2-Ba’atz: Artists and Artisans (26 December 2017)

Born 2-Ba’atz: Gabriel Byrne, Harrison Ford, Morley Safer, Arthur Balfour

Artists and Artisans

“The Force is within you. Force yourself.” – Harrison Ford (2-Ba’atz)

On any given Ba’atz day, I find myself focusing on the New. Today I opted not to recycle any old materials for this post 😉

Here’s Tom with the weather

The New is has very little to do with the News. The News is old the minute it is captured and recorded, let alone released to TV or web. Even live, on-site News consists mostly of recaps and witness recounts of the rapidly receding past. The segments most viewers like within the evening news program, for example, are those where in-studio guests of various (conflicting) opinions discuss, argue, and sometimes lose their temper. The guests are experts, who rely heavily on their past to filter current events of the now in their own unique way. Public opinion is thus formed, as a basis for social engineering and propaganda.

Like in showbiz everywhere, the most substantial segment of the News comes right before it ends, when they announce the weather forecast. Many people watch or other wise ingest the news every day, all the way through, just to get to that practical, informational segment (which is why it’s programmed at the end).

The weather person telling us the forecast at the end of the news represents the junction where meteorology bestows its scientific seal of approval and prestige to the entire news show. With our weather engineering and technology being where it is today, the forecast/prophecy is usually right on the money predicting the near future of the local weather. So its solid, empirical credibility is usually enough to instill a fair share of truth and professional integrity in all the other, previous news stories (even if by themselves, they often contain half-truths, wrong questions, omissions, and distractions).

However, like all other sciences, meteorology is based on the past. It gathers measurements at the present with instruments, but this activity in the now has a higher (and ulterior) purpose, of increasing the already huge volume of climate history. Statistics then apply their laws of averages, bell curves, climate models,and endless citations and references to past studies of world renown.

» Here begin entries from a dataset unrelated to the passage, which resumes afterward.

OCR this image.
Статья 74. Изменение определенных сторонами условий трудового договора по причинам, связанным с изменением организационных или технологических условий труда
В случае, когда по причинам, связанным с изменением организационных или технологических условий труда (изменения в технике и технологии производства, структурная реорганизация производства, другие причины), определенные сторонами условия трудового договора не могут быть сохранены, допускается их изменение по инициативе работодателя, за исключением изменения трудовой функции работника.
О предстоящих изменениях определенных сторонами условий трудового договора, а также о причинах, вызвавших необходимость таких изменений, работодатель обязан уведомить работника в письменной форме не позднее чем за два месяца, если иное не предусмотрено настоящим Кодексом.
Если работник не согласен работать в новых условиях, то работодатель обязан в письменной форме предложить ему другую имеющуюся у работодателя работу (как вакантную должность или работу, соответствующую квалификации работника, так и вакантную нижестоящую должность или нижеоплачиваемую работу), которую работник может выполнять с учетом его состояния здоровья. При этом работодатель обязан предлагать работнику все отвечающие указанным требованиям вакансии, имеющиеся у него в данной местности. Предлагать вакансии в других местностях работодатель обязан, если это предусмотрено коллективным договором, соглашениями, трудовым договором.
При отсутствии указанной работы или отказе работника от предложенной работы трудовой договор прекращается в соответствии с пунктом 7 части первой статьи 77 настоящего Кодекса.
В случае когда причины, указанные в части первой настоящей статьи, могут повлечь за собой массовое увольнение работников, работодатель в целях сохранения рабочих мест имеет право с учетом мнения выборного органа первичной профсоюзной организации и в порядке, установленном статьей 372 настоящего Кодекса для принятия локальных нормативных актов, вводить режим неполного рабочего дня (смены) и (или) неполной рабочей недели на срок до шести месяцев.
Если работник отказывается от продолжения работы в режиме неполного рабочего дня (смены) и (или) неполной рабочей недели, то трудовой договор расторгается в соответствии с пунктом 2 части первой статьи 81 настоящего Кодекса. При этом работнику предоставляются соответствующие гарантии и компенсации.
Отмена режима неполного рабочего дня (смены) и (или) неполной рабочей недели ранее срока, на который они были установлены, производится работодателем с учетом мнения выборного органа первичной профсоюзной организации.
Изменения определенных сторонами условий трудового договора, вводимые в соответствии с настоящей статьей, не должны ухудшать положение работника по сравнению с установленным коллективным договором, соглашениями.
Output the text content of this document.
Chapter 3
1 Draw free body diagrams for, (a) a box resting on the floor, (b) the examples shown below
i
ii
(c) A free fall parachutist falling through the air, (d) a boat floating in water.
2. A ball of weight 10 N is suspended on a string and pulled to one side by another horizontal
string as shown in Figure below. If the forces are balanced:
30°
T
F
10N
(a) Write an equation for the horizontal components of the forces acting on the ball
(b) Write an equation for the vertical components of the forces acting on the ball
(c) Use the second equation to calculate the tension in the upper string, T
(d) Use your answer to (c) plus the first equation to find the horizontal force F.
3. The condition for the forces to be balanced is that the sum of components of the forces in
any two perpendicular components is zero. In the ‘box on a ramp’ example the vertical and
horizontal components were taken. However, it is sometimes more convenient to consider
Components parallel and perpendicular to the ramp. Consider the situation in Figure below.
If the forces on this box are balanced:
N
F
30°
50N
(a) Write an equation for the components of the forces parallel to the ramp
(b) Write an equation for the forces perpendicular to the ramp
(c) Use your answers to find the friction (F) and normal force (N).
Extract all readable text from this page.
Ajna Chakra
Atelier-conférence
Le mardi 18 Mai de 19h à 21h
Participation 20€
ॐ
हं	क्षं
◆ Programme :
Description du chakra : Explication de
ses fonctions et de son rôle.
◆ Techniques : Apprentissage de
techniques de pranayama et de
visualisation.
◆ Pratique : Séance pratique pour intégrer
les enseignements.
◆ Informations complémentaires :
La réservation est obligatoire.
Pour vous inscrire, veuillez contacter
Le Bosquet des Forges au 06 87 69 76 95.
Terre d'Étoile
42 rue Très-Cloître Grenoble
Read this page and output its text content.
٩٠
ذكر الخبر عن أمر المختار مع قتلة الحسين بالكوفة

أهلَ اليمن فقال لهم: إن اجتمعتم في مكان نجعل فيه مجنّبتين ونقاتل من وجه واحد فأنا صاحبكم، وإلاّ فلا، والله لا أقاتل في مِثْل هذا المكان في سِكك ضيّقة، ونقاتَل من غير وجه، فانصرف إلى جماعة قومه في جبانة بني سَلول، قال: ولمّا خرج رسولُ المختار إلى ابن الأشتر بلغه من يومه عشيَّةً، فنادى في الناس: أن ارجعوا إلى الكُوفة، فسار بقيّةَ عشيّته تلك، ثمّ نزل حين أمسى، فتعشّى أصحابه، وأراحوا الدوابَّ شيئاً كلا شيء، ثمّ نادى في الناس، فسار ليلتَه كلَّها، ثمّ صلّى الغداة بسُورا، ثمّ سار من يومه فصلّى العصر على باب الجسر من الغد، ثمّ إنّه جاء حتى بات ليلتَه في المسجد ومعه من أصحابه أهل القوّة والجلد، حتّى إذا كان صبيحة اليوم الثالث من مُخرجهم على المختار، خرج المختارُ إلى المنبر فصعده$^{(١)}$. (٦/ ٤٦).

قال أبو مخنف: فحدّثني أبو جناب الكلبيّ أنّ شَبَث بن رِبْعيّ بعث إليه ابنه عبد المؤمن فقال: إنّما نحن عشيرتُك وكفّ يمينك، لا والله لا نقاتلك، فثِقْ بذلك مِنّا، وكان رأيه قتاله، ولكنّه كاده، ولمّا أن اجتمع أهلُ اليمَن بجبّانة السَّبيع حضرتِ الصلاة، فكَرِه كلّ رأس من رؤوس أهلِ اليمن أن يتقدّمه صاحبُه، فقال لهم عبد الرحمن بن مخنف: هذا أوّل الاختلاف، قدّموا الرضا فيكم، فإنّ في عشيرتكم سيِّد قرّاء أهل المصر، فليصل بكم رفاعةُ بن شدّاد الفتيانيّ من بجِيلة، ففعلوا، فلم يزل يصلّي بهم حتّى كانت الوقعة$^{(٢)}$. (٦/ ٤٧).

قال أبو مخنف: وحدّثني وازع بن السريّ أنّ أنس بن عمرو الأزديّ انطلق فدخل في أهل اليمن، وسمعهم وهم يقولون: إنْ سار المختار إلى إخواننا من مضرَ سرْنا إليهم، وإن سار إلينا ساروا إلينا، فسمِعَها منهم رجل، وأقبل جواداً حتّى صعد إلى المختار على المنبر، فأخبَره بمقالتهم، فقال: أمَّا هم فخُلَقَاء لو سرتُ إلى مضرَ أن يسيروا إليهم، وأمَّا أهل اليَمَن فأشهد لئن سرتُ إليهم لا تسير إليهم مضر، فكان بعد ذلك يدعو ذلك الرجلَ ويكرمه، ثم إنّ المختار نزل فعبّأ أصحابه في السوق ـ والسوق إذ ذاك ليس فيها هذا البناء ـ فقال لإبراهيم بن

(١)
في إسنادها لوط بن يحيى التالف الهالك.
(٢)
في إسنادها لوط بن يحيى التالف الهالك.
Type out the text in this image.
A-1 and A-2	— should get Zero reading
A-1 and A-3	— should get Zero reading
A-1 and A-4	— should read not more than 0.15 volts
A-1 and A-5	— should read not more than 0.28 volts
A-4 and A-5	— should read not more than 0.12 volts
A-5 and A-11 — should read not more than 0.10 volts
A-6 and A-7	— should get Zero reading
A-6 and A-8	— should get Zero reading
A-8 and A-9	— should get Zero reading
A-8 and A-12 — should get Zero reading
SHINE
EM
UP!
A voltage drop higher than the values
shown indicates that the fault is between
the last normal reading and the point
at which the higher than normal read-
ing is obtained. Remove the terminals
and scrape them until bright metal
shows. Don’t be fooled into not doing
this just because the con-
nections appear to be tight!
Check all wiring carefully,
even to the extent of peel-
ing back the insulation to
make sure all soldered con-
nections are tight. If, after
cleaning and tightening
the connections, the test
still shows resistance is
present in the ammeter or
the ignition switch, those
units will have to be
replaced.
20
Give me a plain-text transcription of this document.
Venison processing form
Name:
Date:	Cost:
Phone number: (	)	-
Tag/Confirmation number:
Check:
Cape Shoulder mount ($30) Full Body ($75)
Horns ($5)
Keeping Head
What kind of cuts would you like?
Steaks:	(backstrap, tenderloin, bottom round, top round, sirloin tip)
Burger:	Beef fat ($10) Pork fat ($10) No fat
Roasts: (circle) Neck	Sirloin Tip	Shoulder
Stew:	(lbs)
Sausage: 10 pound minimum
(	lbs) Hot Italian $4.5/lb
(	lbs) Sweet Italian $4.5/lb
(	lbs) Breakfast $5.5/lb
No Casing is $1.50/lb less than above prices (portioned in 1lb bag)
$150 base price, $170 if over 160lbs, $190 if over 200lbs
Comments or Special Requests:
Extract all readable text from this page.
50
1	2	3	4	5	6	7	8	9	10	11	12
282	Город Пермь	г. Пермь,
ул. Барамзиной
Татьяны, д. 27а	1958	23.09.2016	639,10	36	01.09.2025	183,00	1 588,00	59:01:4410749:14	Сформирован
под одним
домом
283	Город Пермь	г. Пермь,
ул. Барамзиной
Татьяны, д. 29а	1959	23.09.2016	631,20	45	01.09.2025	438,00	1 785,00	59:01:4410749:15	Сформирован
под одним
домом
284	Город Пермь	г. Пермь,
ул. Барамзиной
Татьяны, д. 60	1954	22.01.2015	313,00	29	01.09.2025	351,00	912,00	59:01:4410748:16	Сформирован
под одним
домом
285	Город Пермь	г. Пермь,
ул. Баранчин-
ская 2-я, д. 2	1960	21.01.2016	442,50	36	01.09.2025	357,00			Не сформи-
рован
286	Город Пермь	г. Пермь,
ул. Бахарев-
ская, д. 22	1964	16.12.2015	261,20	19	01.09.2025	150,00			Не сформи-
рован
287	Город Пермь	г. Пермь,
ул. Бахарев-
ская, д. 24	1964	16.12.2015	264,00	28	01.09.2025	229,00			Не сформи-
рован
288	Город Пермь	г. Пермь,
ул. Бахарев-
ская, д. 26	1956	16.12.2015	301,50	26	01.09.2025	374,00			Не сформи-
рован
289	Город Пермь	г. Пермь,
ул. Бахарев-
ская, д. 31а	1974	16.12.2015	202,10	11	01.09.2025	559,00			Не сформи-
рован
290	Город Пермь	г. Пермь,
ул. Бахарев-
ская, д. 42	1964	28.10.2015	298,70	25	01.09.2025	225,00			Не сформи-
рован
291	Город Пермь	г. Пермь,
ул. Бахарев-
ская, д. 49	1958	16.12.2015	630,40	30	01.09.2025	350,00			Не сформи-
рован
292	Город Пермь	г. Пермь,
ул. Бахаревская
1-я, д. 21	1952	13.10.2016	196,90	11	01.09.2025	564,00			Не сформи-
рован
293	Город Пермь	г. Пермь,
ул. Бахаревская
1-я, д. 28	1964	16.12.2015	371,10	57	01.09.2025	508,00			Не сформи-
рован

Considering worldviews other than the western, there is at lest one other, altogether different approach to the Now and the New. This approach entails total personal and subjective absorption in whatever is taking place right now. Being basically primal to the realm of language, this experience can only be communicated through symbols, images, and descriptions of feelings, which in turn elicit in the human reader similar images, identities, and opinions.

So, how does it feel to be creating something new in the now, totally absorbed? My personal image is that of being in a magical, fantasy social party, maybe way back in my family’s prehistory. In a time when there were no clocks to carve up each day to 24 neat little segments. There were no calendars to cut the tropical year to a dozen irregular months.

In this party time meant nothing. There was only connection. A meeting of old and new friends, and a celebration of life, food, and body. An experience after which you can peacefully die the very next day.

Nowadays, this image can be found in the way artists and artisans passionately live their lives and express their spirits. They could be athletes, dancers, musicians, theatrical performers, and all other dreamers and manifesters of mundane, everyday magic.

The New always happens now.

According to the highlands Maya of Guatemala, to create something new, the artisan (Ba’atz/Chuen) weaves new ideas like threads into the already manifested background tapestry (be it an empty canvas, a rough piece of clay, etc.). When he does so, he is in the Now. There is no separation between him/her and that empty canvas, slowly disappearing into art.

Years later, when the artisan looks at one of his earlier creations, a gap appears between his present experience of nostalgia and that past now moment, when he crafted this creation into existence as a much, much younger and more innocent artisan.